By Zachary Bessette - December 5, 2022

18F-sodium fluoride (18F-NaF) positron emission tomography-computed tomography (PET-CT) may better detect skeletal metastases in patients with high-risk prostate cancer, according to a multicenter phase 3 trial published in The Lancet Oncology.
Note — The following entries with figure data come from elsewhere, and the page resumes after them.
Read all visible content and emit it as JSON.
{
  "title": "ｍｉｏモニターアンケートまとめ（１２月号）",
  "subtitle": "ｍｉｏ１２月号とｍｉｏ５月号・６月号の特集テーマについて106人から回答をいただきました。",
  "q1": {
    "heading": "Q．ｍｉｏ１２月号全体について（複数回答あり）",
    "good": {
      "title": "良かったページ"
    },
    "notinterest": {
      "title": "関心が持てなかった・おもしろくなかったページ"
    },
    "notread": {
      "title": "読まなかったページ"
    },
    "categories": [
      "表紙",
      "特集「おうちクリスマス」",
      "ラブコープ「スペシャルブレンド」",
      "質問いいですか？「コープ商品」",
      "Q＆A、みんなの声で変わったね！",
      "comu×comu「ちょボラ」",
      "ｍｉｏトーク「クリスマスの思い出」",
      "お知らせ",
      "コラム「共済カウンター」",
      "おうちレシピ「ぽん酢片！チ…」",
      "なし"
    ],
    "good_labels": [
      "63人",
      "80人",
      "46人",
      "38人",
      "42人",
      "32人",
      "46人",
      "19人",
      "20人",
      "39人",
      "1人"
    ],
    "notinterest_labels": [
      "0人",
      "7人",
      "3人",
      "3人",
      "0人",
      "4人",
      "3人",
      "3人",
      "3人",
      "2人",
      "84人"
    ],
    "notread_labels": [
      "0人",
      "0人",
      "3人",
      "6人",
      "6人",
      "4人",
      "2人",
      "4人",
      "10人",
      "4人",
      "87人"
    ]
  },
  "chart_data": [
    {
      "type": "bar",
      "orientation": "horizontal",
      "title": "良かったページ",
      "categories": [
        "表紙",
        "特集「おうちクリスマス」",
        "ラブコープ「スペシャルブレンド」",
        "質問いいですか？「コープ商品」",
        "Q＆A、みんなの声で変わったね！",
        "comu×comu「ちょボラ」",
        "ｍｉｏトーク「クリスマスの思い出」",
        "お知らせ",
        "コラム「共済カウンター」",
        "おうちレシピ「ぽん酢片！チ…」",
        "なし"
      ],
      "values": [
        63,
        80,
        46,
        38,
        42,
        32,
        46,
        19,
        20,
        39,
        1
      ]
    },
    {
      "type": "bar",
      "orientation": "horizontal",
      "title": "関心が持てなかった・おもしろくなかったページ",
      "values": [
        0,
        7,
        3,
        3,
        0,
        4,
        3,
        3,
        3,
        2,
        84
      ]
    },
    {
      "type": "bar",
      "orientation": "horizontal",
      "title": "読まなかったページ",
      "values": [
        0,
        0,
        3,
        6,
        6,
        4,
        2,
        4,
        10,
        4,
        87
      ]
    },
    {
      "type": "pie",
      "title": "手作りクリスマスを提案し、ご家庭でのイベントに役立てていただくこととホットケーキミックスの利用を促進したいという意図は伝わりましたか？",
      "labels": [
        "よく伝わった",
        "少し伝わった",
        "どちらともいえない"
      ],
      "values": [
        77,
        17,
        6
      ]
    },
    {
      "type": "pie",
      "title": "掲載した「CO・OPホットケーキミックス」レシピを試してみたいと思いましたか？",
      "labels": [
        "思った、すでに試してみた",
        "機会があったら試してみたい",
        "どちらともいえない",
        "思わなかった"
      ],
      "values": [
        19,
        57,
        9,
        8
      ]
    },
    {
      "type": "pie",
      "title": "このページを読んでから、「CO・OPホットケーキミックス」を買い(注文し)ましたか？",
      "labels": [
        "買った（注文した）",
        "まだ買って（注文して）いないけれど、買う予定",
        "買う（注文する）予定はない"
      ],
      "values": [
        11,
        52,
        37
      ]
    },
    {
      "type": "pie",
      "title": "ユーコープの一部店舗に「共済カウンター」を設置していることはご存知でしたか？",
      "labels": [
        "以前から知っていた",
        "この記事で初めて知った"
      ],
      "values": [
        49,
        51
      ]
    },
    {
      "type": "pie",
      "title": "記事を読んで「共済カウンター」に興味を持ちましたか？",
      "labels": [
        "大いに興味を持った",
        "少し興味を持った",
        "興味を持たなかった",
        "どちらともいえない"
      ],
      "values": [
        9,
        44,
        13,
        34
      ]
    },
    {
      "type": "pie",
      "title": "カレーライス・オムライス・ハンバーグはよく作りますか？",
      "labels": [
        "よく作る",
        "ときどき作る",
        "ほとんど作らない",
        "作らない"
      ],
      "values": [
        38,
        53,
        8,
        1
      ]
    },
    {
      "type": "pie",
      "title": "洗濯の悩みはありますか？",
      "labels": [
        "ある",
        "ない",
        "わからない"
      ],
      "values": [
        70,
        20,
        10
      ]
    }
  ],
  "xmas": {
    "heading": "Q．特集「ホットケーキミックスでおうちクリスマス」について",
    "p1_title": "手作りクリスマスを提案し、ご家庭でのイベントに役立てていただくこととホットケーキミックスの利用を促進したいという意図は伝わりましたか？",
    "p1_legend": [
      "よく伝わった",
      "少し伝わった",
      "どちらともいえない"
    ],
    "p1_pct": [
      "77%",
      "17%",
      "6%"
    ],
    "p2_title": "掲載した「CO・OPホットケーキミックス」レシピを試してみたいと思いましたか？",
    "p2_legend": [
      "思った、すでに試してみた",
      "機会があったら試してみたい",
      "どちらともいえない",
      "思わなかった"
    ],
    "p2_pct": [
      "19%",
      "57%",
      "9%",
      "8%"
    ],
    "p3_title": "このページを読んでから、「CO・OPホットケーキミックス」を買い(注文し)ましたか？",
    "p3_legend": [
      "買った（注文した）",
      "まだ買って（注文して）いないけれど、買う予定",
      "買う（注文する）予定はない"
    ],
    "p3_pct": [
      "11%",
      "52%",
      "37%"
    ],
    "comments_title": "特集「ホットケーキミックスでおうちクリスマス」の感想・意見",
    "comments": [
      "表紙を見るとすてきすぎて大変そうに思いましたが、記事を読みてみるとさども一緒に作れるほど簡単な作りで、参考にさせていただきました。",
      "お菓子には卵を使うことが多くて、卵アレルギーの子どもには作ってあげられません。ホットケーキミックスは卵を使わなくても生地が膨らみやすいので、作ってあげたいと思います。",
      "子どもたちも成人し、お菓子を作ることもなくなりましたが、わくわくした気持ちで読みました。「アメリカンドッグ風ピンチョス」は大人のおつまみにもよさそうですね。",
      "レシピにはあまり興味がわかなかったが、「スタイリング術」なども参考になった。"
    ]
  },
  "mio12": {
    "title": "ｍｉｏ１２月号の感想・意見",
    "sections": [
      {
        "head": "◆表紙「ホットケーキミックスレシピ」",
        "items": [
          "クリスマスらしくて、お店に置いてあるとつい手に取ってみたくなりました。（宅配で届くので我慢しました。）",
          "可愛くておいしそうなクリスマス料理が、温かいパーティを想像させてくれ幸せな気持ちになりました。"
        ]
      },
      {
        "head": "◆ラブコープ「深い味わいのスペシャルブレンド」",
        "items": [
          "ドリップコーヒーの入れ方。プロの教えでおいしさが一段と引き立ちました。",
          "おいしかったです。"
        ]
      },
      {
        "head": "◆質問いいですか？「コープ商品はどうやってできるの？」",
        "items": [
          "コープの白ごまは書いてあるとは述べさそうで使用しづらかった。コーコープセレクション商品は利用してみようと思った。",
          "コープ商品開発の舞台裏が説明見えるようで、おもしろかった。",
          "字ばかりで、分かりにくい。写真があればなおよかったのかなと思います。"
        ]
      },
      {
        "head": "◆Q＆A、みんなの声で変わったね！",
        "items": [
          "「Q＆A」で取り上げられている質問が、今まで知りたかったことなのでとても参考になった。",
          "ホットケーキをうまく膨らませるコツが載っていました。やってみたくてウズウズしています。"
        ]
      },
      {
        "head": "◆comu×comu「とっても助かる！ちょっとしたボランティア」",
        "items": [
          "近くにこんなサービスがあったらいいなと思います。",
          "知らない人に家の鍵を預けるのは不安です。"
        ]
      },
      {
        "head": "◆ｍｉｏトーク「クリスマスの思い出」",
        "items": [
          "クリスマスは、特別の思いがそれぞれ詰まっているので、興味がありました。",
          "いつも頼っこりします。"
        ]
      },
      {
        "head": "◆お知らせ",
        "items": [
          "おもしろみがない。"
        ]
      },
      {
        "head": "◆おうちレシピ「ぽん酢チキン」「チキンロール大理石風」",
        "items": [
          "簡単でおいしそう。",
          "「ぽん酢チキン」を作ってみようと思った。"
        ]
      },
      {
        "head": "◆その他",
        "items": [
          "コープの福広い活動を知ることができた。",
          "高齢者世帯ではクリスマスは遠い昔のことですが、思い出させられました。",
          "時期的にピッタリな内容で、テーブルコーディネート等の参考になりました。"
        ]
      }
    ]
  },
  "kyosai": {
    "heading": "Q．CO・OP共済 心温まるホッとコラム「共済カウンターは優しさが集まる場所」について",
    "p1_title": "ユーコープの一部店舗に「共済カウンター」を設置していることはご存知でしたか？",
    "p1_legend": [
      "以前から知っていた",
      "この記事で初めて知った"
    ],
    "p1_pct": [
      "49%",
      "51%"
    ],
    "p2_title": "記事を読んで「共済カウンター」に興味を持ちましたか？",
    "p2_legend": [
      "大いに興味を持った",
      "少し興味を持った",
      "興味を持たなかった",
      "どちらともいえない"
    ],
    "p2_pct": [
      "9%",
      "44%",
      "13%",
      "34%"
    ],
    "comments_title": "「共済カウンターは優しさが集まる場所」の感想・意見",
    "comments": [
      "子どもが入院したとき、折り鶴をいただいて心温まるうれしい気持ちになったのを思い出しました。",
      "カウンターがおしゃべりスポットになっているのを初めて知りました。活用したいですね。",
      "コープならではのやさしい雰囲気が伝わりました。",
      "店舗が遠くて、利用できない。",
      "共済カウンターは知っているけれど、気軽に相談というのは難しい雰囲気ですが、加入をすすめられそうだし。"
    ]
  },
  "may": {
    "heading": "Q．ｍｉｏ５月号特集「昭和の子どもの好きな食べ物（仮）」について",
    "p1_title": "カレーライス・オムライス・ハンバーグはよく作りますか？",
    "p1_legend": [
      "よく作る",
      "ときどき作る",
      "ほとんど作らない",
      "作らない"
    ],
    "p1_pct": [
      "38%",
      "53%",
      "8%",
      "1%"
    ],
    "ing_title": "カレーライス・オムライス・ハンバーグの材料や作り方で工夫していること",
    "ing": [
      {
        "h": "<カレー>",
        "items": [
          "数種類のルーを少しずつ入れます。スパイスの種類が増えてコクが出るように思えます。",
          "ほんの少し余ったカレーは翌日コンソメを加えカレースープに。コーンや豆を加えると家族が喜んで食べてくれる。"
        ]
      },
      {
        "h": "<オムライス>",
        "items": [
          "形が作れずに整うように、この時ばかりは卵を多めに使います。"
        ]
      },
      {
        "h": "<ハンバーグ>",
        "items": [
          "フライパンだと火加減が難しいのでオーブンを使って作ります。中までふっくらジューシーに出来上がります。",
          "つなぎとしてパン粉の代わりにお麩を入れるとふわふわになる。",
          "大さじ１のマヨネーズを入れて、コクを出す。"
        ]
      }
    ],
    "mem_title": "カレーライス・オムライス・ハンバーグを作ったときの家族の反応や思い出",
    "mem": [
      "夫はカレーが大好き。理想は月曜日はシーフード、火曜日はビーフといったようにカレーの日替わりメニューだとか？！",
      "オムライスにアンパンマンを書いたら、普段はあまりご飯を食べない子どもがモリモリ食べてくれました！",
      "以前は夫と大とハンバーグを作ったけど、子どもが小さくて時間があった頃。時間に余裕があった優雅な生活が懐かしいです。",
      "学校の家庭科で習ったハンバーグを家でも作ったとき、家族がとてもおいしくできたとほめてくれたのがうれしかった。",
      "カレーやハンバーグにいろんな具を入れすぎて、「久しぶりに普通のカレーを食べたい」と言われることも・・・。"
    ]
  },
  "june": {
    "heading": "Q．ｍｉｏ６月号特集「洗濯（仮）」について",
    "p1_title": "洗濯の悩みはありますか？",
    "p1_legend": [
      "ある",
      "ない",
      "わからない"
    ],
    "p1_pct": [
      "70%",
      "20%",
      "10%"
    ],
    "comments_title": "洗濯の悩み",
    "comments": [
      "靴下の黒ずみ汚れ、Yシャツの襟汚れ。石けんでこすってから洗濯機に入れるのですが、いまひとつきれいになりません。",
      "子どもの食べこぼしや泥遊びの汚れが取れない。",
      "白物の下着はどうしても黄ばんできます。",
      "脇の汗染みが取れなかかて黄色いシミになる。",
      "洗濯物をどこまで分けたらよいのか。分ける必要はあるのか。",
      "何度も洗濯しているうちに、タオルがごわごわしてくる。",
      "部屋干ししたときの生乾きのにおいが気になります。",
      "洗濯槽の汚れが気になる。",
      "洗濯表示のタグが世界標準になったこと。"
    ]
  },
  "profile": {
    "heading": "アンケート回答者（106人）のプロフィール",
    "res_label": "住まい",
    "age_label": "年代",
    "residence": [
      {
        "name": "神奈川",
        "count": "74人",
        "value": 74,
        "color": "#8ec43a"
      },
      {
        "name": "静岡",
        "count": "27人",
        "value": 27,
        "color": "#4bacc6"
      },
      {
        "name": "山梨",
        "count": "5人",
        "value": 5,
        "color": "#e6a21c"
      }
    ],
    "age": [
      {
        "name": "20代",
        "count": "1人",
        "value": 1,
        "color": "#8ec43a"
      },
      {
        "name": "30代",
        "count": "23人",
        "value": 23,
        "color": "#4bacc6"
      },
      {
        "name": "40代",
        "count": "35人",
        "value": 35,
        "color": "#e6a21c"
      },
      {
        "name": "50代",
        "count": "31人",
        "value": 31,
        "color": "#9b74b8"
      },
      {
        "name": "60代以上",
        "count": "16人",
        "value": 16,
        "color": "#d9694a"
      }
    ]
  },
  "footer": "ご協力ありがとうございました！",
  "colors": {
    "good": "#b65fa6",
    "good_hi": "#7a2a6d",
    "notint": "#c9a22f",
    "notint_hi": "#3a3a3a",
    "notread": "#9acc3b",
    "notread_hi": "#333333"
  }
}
The Canadien MITNEC-A1 study compared the diagnostic performance of 99mTc-methylene diphosphonate (99mTc-MDP) single-photon emission CT (SPECT) with 18F-NaF PET-CT for detecting osseous metastases in patients with high-risk prostate cancer, but without previously documented bone involvement. Of the 290 patients screened, 224 were enrolled with prostate cancer and 64 with breast cancer. A total of 261 patients underwent both 99mTc-MDP SPECT and 18F-NaF PET-CT and completed the required follow-up for analysis.

After a median follow-up of 735 days, 42% of patients (n=109) had bone metastases. Researchers noted that 18F-NaF PET-CT (84.3% [95% CI, 79.9-88.7]) was more accurate than 99mTc-MDP SPECT (77.4% [95% CI, 72.3-82.5]) in detecting metastases (P=.016).

No adverse events were reported among the total patient population, the researchers added.

Considering these results, the researchers concluded that “18F-NaF has the potential to displace 99mTc-MDP as the bone imaging radiopharmaceutical of choice in patients with high-risk prostate or breast cancer.”